Now, after all the running, all the looking over my shoulder, there was a desire to stop.  The problem was I couldn’t.  I couldn’t afford to feel safe, because the moment I did, the moment I let down my guard, it would be when I’d make a mistake, a mistake that could have horrific consequences.  Not only for me but for others around me.

I’d learned that lesson well, soon after I had run away from home, but before I left my home town.  Escape was a relief, and when they had not caught up with me after a week, I started to feel safe.

I let down my guard.  I allowed my trust of the one person in that family I thought was my friend to influence my actions.  She had unwittingly led the family to me after being used as a decoy.  I hadn’t thought of that possibility.

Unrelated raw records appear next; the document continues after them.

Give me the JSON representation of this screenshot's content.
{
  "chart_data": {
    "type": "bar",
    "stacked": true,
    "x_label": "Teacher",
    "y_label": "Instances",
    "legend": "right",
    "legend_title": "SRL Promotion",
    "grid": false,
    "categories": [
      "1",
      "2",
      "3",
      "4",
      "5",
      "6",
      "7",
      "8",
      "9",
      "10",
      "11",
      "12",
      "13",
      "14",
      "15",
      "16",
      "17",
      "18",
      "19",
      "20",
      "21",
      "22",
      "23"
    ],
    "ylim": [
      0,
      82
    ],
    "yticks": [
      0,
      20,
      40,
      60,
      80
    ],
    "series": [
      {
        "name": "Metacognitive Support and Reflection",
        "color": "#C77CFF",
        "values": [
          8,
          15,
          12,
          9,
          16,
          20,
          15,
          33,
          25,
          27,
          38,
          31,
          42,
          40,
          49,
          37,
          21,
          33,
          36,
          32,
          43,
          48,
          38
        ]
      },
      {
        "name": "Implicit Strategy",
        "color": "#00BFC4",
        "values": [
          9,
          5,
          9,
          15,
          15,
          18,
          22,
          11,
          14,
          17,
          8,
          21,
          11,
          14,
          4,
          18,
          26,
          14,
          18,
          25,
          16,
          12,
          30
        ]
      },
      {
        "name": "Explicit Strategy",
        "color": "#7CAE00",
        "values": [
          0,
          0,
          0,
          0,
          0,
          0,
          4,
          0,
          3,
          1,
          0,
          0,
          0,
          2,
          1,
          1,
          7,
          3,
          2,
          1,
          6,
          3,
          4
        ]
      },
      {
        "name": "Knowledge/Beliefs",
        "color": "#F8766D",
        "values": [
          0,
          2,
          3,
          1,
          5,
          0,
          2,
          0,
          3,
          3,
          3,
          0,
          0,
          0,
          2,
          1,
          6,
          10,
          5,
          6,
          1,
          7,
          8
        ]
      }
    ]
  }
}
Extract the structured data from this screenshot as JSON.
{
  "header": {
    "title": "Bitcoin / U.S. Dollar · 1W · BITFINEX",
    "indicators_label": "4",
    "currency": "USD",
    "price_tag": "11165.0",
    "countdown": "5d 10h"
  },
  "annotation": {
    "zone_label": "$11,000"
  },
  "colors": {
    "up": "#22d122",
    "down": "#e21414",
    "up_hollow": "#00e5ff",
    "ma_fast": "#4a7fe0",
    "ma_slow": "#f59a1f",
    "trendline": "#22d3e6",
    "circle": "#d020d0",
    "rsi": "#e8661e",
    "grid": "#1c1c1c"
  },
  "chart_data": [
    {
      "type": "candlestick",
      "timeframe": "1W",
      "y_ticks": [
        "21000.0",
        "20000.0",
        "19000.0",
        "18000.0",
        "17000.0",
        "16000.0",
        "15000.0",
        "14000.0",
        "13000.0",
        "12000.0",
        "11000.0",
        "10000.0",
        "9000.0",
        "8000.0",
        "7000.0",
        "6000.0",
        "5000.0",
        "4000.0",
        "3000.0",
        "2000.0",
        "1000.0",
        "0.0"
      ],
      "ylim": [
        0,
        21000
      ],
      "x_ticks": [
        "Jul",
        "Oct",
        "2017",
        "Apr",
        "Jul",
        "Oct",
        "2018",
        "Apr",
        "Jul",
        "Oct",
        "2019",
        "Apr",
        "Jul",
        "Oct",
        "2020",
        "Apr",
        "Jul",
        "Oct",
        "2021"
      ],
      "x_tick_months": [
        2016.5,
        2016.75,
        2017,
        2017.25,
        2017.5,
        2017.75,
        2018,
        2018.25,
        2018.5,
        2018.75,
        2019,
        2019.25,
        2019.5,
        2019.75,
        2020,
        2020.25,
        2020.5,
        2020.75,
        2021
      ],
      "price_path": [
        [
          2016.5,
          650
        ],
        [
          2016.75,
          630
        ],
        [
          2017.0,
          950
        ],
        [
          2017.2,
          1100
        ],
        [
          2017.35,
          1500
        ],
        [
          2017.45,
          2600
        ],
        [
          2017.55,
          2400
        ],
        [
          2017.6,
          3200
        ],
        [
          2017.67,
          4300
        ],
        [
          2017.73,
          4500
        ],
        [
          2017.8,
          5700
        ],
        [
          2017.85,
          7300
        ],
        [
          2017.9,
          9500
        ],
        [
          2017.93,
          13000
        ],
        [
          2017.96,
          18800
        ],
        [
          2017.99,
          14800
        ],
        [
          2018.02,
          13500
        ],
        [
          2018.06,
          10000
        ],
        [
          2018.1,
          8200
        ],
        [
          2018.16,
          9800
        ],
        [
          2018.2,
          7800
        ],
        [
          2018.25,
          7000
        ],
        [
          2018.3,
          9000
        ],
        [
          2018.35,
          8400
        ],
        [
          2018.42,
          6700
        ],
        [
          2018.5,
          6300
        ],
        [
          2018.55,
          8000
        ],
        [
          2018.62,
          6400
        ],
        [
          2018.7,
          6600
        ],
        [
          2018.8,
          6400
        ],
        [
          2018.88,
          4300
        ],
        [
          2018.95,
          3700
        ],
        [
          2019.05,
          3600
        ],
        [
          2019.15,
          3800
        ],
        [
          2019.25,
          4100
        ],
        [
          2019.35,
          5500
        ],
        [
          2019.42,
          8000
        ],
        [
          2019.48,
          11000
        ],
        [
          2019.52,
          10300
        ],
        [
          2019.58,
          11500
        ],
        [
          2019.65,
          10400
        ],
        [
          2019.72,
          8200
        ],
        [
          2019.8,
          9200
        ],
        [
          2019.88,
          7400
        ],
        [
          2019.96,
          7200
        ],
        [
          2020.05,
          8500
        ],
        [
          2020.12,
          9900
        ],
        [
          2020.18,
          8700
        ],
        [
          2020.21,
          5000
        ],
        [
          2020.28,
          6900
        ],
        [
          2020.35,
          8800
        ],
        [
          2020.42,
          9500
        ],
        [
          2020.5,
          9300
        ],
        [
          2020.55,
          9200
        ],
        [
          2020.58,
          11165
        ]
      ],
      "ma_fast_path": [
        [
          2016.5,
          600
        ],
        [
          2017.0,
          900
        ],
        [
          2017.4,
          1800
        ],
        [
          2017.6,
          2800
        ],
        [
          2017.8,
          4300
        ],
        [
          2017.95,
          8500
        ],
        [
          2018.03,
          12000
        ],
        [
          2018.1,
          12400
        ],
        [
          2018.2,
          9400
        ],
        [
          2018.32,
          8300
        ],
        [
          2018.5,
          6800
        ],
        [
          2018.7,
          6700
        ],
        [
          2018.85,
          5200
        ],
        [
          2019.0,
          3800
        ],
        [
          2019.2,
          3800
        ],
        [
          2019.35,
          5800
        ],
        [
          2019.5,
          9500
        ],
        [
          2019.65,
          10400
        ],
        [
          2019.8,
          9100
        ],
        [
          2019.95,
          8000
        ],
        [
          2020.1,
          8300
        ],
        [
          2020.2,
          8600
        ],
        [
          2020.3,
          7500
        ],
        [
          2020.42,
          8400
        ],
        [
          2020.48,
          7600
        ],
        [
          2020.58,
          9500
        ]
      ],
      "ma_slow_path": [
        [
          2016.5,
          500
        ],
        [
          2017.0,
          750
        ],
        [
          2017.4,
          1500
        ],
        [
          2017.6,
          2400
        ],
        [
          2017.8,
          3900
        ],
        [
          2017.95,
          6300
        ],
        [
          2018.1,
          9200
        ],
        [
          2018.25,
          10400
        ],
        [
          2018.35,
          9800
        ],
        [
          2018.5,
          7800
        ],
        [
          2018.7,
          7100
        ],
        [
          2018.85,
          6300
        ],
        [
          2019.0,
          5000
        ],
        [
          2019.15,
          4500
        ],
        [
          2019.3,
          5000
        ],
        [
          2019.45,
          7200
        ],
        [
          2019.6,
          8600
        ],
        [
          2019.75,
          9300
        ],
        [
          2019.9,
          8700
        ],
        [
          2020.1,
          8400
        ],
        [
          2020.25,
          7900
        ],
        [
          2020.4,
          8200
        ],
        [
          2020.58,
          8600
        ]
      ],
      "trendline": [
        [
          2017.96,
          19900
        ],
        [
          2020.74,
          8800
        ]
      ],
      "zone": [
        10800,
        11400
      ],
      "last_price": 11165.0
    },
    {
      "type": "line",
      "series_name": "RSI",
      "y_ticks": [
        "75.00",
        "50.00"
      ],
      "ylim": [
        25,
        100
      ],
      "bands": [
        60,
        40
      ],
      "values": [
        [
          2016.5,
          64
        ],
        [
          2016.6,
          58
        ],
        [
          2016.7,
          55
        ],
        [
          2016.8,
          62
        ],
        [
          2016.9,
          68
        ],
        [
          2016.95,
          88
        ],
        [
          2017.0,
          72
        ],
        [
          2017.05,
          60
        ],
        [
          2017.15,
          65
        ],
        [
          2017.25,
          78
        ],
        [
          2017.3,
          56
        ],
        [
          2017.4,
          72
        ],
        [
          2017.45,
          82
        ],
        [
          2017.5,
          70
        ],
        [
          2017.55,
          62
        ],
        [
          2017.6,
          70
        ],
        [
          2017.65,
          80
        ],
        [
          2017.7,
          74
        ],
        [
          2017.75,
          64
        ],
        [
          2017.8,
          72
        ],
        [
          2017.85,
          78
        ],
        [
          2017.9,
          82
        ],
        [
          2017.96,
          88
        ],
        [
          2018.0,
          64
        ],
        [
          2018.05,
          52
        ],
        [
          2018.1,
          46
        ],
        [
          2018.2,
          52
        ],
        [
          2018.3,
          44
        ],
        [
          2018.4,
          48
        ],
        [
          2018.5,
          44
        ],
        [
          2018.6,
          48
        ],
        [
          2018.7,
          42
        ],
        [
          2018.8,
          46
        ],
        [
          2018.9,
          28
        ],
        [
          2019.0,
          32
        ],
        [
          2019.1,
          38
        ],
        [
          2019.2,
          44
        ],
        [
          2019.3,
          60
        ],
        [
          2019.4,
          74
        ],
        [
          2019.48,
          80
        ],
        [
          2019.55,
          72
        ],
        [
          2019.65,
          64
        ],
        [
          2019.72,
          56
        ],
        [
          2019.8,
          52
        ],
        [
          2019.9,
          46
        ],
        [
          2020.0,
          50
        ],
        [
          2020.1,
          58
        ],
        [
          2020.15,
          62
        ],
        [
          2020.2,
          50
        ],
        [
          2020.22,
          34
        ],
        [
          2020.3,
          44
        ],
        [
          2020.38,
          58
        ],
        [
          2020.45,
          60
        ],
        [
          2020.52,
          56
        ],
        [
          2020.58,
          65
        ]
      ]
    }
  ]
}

They handed me to the man who murdered my parents.  He told me he’d been willing to track me to the ends of the earth, as long as it took.  He held me captive for a few hours until I escaped, and I had no intention of being caught again.

From that day, I never trusted anyone again.

I remembered the demonic look in his eyes when he told me he would never stop looking.  He was out there, somewhere, and I had to remain vigilant.  The passing of time, for this murderer, was irrelevant.

And, standing there, looking out the window and down 5th Avenue, I could feel the itch, the one I couldn’t scratch.  The one that told me my pursuer, a man who went by the name of Edward Jamieson, wasn’t very far away.